D. La saine raison elle-même, fondée sur les principes de la théologie, ne peut s'empêcher de reconnaître que l'hérésie de Nestorius, qui divisait Jésus-Christ en deux personnes, ren-. verse complétement le mystère de l'Incarnation et de la Rédemption.
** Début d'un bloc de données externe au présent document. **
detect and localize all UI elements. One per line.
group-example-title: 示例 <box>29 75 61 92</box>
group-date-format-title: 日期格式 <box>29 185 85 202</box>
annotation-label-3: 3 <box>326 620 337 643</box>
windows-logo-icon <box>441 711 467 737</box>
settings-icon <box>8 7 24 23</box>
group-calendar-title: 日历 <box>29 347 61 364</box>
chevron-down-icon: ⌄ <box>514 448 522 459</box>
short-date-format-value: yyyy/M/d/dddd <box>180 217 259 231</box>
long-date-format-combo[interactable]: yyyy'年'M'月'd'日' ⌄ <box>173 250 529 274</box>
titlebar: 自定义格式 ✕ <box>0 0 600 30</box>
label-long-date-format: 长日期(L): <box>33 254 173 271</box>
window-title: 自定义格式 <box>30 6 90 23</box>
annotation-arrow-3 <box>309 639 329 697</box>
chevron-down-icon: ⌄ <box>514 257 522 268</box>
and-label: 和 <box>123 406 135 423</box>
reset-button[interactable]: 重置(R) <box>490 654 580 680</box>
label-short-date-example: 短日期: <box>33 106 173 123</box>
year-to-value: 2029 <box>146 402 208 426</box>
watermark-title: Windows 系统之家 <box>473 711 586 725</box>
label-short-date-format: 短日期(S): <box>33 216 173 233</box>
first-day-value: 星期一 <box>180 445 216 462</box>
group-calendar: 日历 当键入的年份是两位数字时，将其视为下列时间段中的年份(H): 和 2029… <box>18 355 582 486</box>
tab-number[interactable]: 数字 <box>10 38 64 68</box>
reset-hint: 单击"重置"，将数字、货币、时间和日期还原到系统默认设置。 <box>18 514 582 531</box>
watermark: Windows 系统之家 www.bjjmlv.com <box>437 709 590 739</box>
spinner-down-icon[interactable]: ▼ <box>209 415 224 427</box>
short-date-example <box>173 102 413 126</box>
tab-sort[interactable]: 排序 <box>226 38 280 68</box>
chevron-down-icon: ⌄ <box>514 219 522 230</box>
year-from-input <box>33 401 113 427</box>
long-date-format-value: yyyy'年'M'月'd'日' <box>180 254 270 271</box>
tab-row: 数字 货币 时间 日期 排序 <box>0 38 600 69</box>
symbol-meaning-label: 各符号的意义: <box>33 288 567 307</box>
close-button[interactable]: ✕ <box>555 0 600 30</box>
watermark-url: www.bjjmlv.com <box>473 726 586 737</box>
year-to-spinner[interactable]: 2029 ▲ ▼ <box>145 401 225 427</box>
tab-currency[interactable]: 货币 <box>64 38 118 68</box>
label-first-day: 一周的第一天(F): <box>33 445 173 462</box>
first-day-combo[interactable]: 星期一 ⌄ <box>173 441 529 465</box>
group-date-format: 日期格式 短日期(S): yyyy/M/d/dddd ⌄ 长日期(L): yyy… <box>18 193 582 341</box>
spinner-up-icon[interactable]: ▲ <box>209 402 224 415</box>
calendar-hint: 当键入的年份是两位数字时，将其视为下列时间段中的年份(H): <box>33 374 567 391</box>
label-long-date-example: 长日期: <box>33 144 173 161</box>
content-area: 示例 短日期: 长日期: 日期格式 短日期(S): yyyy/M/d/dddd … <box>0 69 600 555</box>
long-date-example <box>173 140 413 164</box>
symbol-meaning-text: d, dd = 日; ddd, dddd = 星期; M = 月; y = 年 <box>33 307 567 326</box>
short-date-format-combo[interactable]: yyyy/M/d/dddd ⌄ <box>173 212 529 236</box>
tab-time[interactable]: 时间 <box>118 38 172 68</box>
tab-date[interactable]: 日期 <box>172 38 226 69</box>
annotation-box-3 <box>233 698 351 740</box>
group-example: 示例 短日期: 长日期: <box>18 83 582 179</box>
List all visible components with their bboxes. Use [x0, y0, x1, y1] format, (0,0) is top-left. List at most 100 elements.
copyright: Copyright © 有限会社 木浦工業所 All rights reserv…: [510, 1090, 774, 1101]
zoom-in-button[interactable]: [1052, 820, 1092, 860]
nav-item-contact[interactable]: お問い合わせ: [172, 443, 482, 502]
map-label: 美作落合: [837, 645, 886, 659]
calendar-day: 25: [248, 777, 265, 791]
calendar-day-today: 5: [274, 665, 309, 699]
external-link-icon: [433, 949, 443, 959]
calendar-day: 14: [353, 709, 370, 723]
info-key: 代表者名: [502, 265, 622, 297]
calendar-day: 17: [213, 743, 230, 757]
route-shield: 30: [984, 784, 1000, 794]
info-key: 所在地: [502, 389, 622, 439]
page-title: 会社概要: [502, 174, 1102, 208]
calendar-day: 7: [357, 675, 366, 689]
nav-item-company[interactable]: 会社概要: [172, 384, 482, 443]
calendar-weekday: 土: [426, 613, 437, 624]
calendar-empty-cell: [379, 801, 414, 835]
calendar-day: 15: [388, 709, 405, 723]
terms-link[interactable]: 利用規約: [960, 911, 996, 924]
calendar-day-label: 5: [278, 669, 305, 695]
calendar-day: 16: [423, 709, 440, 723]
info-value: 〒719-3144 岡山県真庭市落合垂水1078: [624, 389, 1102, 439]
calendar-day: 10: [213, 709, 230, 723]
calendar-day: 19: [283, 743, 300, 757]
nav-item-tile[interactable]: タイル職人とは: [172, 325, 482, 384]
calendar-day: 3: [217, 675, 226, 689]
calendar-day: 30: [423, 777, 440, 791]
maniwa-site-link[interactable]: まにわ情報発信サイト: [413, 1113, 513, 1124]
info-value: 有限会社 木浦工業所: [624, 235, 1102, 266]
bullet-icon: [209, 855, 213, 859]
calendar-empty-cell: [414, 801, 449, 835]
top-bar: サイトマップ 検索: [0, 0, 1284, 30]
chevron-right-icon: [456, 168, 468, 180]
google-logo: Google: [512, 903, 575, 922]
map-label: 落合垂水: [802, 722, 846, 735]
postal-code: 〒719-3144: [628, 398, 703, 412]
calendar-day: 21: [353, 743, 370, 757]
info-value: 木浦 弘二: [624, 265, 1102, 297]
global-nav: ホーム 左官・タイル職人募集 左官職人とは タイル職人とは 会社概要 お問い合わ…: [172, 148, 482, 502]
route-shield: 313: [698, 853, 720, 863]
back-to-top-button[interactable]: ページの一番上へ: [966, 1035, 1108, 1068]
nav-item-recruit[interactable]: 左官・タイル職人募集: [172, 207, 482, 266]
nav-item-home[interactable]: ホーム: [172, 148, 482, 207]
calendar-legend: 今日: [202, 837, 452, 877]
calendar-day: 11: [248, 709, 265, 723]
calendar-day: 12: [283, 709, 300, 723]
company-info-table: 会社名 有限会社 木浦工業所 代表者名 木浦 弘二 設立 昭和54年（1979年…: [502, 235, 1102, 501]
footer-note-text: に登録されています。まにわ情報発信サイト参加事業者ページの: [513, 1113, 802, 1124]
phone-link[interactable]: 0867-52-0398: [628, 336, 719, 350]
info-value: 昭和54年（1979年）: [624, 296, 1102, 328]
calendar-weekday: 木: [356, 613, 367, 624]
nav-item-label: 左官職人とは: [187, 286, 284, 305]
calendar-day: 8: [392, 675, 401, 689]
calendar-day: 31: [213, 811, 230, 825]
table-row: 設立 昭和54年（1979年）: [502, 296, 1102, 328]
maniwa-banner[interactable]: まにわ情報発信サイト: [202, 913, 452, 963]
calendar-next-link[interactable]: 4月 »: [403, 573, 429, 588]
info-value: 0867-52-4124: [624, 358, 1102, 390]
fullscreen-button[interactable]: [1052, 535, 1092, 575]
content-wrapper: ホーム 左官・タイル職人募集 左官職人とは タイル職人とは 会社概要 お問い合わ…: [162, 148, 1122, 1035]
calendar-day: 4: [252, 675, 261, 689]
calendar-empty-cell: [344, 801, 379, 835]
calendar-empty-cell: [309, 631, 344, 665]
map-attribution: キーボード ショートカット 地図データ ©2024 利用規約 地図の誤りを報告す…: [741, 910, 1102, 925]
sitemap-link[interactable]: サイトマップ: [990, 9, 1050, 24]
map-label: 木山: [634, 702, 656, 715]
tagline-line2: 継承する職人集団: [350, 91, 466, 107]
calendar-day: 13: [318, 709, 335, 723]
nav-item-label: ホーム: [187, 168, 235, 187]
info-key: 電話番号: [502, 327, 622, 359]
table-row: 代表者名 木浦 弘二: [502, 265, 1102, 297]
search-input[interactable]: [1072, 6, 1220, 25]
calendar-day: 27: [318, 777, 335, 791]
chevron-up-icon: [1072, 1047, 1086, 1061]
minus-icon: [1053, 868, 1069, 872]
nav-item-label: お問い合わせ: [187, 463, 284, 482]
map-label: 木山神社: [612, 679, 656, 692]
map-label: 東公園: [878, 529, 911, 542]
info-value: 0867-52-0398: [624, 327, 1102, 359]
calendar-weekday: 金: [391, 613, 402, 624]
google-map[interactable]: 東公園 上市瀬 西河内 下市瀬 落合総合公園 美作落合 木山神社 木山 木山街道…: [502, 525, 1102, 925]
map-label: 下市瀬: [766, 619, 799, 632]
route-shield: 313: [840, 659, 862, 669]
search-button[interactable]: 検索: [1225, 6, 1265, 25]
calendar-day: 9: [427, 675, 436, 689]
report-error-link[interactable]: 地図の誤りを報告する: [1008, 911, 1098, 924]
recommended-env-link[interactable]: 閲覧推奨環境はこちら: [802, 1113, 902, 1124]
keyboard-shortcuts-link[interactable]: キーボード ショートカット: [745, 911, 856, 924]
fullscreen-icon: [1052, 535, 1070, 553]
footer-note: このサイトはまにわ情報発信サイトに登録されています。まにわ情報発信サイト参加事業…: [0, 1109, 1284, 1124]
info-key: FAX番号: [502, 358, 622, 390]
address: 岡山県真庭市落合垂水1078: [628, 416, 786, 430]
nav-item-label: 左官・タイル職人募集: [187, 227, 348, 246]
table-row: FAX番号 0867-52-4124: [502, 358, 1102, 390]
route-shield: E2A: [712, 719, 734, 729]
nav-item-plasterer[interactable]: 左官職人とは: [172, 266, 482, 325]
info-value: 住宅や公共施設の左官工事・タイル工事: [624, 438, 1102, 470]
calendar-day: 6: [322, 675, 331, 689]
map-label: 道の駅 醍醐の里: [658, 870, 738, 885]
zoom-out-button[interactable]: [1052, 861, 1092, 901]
Si la divinité et l'humanité en Christ n'étaient pas réunies en une seule hypostase, mais formaient deux personnes séparées; si le Fils de Dieu n'était uni avec le Christ homme que moralement et non physiquement, et habitait en Lui comme dans Moïse et les autres prophètes, l'Incarnation n'a point eu lieu, et l'on n'en saurait dire : « Le Verbe fut chair, » ni « Dieu a envoyé son Fils formé d'une femme; » Car alors le Fils de Dieu n'a point été formé d'une femme, Il n'a point pris la chair humaine; mais ce n'est qu'extérieurement qu'Il s'est rapproché de l'homme Christ, né d'une femme. D'un autre côté, si ce n'est pas le Fils de Dieu qui pour nous a souffert et est mort sur la croix, en sa chair, prise par Lui dans l'unité de son hypostase, mais simplement l'homme Christ, n'ayant rien de plus qu'une union morale avec le Fils de Dieu, notre rédemption n'a pas même pu s'accomplir,- parce qu'un homme borné, quelle que soit d'ailleurs sa sainteté, est incapable de donner une satisfaction suffisante à la justice infinie de Dieu pour les péchés de tout le genre humain. Or, en sapant ainsi le mystère de l'Incarnation et le mystère de la Rédemption, l'hérésie de Nestorius sapait par là même tout l'édifice de la foi chrétienne.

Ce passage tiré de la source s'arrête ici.